Excerpted from Shaun Bartone:

“Karatani’s analysis of the four types of exchange is one I largely agree with; but I disagree with his suggestion of how Form C: Capitalist Commodity Exchange, will be superseded. He says it will be superseded by a World Republic, an ever-enlarging and all encompassing United Nations, with all it’s organizations and functions: World Bank, IMF, UN Peacekeeping, World Health Organization, etc. that will take over the functions of the State and Nation, and regulate the commodity exchange economy.

But I disagree; I think it will be superseded by the global exchange of information, in a sharing economy that fills the definition of Form D: a Supra-Reciprocal exchange.

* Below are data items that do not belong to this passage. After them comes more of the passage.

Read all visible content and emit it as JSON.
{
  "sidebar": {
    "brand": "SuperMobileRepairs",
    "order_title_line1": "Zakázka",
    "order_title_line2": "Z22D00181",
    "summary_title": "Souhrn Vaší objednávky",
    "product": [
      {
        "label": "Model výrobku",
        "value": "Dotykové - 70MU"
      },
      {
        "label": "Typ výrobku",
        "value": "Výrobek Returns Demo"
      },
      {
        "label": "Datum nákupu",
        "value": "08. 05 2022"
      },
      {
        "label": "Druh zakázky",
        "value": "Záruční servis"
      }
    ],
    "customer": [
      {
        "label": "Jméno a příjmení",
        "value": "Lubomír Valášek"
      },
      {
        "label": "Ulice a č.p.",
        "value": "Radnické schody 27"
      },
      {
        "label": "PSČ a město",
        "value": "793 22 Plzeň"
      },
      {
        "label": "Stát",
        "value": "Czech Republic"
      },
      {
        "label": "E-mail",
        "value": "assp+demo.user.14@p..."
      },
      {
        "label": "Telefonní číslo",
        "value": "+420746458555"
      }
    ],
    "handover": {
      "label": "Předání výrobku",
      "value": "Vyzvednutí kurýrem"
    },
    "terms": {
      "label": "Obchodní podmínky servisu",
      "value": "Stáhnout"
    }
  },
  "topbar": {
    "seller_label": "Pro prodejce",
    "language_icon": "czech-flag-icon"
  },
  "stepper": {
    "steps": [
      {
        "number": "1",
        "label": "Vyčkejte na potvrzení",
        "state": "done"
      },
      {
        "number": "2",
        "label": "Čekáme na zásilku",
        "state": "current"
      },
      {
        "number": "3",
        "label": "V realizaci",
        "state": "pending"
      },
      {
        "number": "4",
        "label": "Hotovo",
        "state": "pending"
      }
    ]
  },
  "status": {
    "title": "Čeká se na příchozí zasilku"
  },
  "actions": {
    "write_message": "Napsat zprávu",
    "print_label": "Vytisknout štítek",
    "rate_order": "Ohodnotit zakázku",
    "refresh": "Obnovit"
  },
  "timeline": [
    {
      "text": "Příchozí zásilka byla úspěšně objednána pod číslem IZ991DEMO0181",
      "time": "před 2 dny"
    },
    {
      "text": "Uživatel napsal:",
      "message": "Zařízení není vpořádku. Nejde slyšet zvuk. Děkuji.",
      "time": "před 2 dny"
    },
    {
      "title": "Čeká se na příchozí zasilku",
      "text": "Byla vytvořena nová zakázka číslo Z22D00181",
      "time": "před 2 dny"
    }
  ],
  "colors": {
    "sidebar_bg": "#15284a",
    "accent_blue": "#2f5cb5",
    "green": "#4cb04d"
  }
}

Karatani said that Form D re-institutes Form A, Reciprocal exchange, at a “higher register”, one that goes beyond household, tribe, band, church.

Information is continuing to grow at exponential rates. Cesar Hidalgo’s explanation of the growth of information (Why Information Grows, 2015) shows that the planet acts like a giant computer that stores and processes information. He says the “hard drive” of the planet is nearly empty. There is so much more space in which information can grow. Furthermore, complex civilizations, like the one we are currently in, are giant computers that can process vast amounts of information, exponentially more than we do already. Hidalgo says that we have barely begun to exploit our potential for processing and growing information.

The growth of information continues exponentially until it exceeds the social processes (institutions) and technological structures (machines) that produced it. The growth of information within a social system is equivalent to the growth of energy within a system. When the energy of a system increases, it shifts the form of the system into a new, more complex state. The attractor (organizational form) of the current social system will shift from money and commodity exchange to information and the sharing exchange. A commodity is scarce, costly to produce, only available at certain places and times. Information cannot function as a commodity because it continuously increases and is ubiquitous, and is therefore abundant, not scarce. The exponential growth of information will disrupt all our current social structures that are based on scarcity and commodity exchange, including Karatani’s Capital-State-Nation.”